Sein Gegen­be­wer­ber Leif-Erik Holm ver­wies in sein­er Rede auf die 38.000 Wäh­ler, die Anfang Juni die AfD in Schw­erin gewählt hät­ten. “Hin­ter uns ste­hen 26 Prozent der Wäh­ler in Schw­erin”, so Holm. In der Stadt soll­ten sich alle Schw­er­iner­in­nen und Schw­er­iner vertreten fühlen. “Ich kann gut ver­ste­hen, wenn Wäh­ler sauer sind, dass 26 Prozent der Stadt hier aus­geschlossen wer­den”, machte Holm im Hin­blick darauf deut­lich, dass Absprachen an die Öffentlichkeit gekom­men waren, dass man der AfD einen Platz im Stadt­prä­sid­i­um ver­weigern möchte. Wenn die stärk­ste poli­tis­che Kraft in Schw­erin nicht im Prä­sid­i­um vertreten sei, so sei das ein “Tief­schlag für die Demokratie”, betonte Holm. 

Leif-Erik Holm in der Stadtvertre­tung. Foto: Dario Rochow

Zum Schluss erin­nerte der AfD-Bun­destagsab­ge­ord­nete noch ein­mal auf die Zeit der Wende, die auch den 53-jähri­gen geprägt habe. “Es war eine Zeit des Auf­bruchs, eine Zeit des Respek­ts. Wir müssen wieder  mehr disku­tieren, um das Beste für die Stadt her­auszu­holen”, so Holm. Die Wahl zum Stadt­präsi­den­ten wäre eine gute Gele­gen­heit das auszu­drück­en.

Der dritte Kan­di­dat, Heiko Stein­müller, verzichtete auf eine Bewer­bungsrede. 

Mit 20 Stim­men wählten die Stadtvertreter Sebas­t­ian Ehlers zum Stadt­präsi­den­ten, wobei deut­lich wurde, dass es offen­bar Abwe­ich­ler aus den eige­nen Rei­hen gegeben hat.
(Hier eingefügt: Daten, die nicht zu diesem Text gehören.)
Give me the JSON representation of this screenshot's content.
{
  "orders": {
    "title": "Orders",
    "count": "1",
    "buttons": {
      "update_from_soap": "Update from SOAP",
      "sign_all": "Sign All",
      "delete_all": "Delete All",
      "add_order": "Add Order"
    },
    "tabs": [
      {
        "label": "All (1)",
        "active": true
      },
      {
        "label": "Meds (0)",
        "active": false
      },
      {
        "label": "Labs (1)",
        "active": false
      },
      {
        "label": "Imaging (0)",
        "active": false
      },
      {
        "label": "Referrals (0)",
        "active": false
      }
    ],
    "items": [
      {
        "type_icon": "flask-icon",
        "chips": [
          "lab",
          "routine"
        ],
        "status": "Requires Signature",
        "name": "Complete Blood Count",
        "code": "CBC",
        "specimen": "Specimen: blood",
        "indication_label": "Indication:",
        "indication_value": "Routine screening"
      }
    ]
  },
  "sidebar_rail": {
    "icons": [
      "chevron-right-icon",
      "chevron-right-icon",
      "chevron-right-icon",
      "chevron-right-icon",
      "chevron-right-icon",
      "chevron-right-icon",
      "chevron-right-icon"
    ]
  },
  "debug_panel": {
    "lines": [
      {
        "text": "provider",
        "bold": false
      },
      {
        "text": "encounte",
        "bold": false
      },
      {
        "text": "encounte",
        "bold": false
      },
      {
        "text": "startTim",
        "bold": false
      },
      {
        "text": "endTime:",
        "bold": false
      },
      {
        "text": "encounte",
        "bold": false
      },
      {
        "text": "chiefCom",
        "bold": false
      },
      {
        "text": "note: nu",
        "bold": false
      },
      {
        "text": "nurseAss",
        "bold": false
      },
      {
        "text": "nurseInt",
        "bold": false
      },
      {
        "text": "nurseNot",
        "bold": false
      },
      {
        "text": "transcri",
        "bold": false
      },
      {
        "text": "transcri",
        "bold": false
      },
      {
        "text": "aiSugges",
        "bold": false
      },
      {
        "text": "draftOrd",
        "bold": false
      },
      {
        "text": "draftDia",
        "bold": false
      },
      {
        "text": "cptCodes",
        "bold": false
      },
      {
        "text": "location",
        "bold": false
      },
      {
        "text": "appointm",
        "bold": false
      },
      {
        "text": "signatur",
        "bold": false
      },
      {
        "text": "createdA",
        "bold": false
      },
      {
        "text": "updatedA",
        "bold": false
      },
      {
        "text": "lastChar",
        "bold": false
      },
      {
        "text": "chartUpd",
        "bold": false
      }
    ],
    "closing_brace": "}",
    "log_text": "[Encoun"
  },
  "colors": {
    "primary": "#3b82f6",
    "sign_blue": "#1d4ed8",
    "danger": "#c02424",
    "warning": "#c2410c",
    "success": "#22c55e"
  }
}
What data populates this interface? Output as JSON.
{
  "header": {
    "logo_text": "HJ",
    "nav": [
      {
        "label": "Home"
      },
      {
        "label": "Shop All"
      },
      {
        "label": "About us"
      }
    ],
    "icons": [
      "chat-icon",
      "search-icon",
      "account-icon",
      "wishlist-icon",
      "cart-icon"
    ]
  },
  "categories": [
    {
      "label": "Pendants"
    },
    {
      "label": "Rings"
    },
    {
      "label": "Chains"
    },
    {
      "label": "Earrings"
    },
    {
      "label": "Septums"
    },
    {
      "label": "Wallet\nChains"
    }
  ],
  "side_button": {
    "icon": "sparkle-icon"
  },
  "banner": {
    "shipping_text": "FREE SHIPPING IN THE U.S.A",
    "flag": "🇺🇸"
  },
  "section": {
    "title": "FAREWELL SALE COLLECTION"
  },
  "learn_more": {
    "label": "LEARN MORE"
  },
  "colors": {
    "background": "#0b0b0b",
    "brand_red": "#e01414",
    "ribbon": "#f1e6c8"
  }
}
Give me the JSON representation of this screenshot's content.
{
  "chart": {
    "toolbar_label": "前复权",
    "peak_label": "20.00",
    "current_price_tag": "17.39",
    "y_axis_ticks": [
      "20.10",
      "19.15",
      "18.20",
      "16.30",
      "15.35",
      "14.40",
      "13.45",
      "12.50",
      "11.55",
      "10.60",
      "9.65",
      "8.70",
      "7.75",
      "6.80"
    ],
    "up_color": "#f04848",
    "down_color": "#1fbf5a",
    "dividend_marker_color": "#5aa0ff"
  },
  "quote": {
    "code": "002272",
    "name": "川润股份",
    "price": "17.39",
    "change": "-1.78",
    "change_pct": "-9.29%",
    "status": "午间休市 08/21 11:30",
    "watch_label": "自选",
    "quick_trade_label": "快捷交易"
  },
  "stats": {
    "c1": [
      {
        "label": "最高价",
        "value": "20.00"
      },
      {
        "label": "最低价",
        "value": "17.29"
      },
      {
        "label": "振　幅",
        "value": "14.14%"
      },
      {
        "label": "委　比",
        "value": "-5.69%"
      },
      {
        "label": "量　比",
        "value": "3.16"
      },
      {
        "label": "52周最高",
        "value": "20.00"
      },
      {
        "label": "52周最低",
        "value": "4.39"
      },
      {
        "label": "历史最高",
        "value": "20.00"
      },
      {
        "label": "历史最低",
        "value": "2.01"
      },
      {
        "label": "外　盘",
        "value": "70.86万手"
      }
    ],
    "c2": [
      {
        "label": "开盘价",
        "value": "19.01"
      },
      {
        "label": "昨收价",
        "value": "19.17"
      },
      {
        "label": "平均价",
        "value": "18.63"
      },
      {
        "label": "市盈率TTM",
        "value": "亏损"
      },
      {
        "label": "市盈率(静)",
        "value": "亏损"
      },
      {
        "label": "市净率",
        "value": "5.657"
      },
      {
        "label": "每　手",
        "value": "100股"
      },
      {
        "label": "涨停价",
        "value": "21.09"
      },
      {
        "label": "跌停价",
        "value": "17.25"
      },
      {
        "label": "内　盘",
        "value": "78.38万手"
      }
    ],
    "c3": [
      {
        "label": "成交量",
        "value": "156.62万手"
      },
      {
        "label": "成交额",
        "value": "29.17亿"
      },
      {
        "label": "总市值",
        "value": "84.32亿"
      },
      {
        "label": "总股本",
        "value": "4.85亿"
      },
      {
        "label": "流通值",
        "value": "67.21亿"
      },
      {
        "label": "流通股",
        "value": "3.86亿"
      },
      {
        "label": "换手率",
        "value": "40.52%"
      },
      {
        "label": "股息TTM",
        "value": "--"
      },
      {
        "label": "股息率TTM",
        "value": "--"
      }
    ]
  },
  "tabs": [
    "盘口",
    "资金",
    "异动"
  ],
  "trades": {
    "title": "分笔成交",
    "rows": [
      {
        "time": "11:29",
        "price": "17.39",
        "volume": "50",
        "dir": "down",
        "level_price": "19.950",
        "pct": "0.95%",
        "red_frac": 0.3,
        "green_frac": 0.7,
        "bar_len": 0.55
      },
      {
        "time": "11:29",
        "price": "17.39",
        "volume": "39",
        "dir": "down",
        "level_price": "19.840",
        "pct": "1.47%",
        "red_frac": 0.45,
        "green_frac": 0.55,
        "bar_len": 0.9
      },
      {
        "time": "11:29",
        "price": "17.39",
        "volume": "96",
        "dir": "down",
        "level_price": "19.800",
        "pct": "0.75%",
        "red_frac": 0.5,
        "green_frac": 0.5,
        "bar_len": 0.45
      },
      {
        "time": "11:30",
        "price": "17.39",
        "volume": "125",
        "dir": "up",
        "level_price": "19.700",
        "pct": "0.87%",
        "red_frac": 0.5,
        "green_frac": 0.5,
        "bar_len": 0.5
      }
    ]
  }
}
Rech­net man die Stim­men von CDU (9 Stim­men), SPD (8 Stim­men), Linke (5 Stim­men) und FDP/UB (5 Stim­men), die sich alle im Vor­feld für die Wahl Ehlers aus­ge­sprochen hat­ten, zusam­men, dann wären es 27 Stim­men gewe­sen. Sieben Stadtvertreter haben Sebas­t­ian Ehlers offen­bar nicht ihre Stimme gegeben. 

Leif-Erik Holm erhielt 14 Stim­men aus der Stadtvertre­tung. Da gestern elf statt zwölf AfD-Stadtvertreter anwe­send waren, erhielt der AfD-Kan­di­dat drei Stim­men von anderen Stadtvertretern.

Für eine Über­raschung sorgte gestern auch der frak­tion­slose Kan­di­dat Heiko Stein­müller, der ins­ge­samt neun Stim­men erhielt. 

Heiko Stein­müller bei der Stim­ma­b­gabe. Foto: Dario Rochow

Nach der Wahl des Stadt­präsi­den­ten disku­tierte die Stadtvertre­tung über die Haupt­satzung. CDU und Linke hat­ten in einem gemein­samen Antrag zuvor beantragt, die Sitze in den Auss­chüssen von bish­er elf auf neun Sitze zu reduzieren. Das hat­te im Vor­feld schon für Unmut gesorgt, da der Antrag als eine “Lex AfD” ange­se­hen wurde. Statt drei AfD-Auss­chuss­mit­glieder hätte die Partei dann nur noch zwei Mit­glieder in die Auss­chüsse entsenden kön­nen. Weit­er wären auch die frak­tion­slosen Stadtvertreter Ani­ta Gröger und Heiko Stein­müller, die zuvor eine soge­nan­nte Zählge­mein­schaft einge­gan­gen waren, in keinem Auss­chuss mehr vertreten gewe­sen. 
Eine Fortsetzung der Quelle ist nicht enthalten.